Even people who hate Amazon are still addicted to it. In fairness, I don’t buy books there anymore, but living on this chunk of rock in the middle of the North Atlantic means that sometimes Amazon is the only way I can get certain things. Like buyer’s remorse. So I still order a few things from there now and then, but only as a last resort. I do say a little prayer though, every time, that Jeff Bezos gets a trillionaire’s worth of genital warts until he pays his taxes.

Amazon has become so addictive that it’s now taking a significant share of Americans’ income. The company siphons off 2.1 percent of all household spending—or some $1,320 for a U.S. family that earns $63,000 a year. The main reason consumers open their wallets for Amazon is that it saves shoppers the time, hassle, and expense of driving or taking public transport to a store to purchase mundane items such as diapers or batteries. A case in point: when Charlotte Mayerson, a retired book editor living on Manhattan’s Upper West Side, needed new batteries for her old landline phone, she hopped a bus to the nearest Best Buy for a replacement. The helpful clerk said: “Best Buy does not carry that battery, but I’d be happy to help you out.” He walked to his computer screen and ordered the woman her replacement batteries—on Amazon.
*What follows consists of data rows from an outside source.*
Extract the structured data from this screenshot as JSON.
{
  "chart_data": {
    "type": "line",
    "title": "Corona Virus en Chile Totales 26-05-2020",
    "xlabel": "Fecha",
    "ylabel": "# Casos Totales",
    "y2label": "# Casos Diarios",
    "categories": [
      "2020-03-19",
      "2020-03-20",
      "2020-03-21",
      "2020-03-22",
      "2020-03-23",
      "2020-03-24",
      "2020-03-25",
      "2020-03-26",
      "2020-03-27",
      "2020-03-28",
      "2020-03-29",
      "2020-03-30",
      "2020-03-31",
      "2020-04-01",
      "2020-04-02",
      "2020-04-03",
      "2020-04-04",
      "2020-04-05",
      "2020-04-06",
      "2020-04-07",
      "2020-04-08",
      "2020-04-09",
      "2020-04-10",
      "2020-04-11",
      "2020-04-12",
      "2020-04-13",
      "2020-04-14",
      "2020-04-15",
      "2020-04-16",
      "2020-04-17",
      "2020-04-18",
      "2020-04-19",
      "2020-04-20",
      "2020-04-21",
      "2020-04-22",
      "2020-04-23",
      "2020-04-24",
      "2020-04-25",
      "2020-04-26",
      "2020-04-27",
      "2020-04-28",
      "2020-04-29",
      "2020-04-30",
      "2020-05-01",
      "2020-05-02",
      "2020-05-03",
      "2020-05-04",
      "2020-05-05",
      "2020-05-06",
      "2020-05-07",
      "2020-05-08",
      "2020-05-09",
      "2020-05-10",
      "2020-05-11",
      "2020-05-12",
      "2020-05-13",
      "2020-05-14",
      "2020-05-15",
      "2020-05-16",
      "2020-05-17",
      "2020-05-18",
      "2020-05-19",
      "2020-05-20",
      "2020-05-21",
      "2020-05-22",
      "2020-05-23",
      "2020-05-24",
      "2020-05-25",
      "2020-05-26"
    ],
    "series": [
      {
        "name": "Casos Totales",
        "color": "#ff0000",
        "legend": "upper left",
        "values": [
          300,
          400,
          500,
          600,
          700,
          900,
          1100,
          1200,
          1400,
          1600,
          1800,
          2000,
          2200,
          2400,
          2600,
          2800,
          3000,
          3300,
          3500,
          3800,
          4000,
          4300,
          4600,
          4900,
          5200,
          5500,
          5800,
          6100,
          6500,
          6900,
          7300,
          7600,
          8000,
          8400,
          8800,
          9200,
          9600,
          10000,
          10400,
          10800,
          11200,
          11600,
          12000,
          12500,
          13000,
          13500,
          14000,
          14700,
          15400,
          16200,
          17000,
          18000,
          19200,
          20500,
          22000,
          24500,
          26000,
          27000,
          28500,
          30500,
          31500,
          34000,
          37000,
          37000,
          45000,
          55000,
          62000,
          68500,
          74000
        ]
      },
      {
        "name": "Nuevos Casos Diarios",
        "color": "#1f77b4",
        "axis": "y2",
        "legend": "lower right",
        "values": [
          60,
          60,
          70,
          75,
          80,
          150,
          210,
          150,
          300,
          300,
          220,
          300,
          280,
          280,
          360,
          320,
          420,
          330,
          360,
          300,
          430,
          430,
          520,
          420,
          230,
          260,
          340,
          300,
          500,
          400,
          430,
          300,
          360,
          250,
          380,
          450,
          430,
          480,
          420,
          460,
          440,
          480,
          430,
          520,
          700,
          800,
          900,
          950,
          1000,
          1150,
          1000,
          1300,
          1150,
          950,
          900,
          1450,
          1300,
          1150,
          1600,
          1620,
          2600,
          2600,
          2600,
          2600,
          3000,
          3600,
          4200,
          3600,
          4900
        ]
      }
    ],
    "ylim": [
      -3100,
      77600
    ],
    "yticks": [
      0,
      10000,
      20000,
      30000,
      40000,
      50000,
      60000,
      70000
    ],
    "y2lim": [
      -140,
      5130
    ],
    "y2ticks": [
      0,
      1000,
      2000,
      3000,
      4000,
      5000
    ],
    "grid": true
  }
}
Even some shoppers who despise Amazon can’t live without it. Nona Willis Aronowitz, in an op-ed for the New York Times, said that on principle she hated Amazon because of the reports she’d read about the way it treated its warehouse workers. Yet, after her 85-year-old father, who’d been a labor activist at one point in his career, had suffered a debilitating stroke, Aronowitz came to depend on Amazon for making sure her house-ridden dad had everything he needed—from physical therapy balls to cheap tubs of protein powder. Aronowitz saw using Amazon as a “deal with the devil,” yet wrote of her father: “He can’t shop on his own, and his caretaker can’t spend her life going to specialty pharmacies and medical supply stores. So Amazon Prime has been his lifeline.”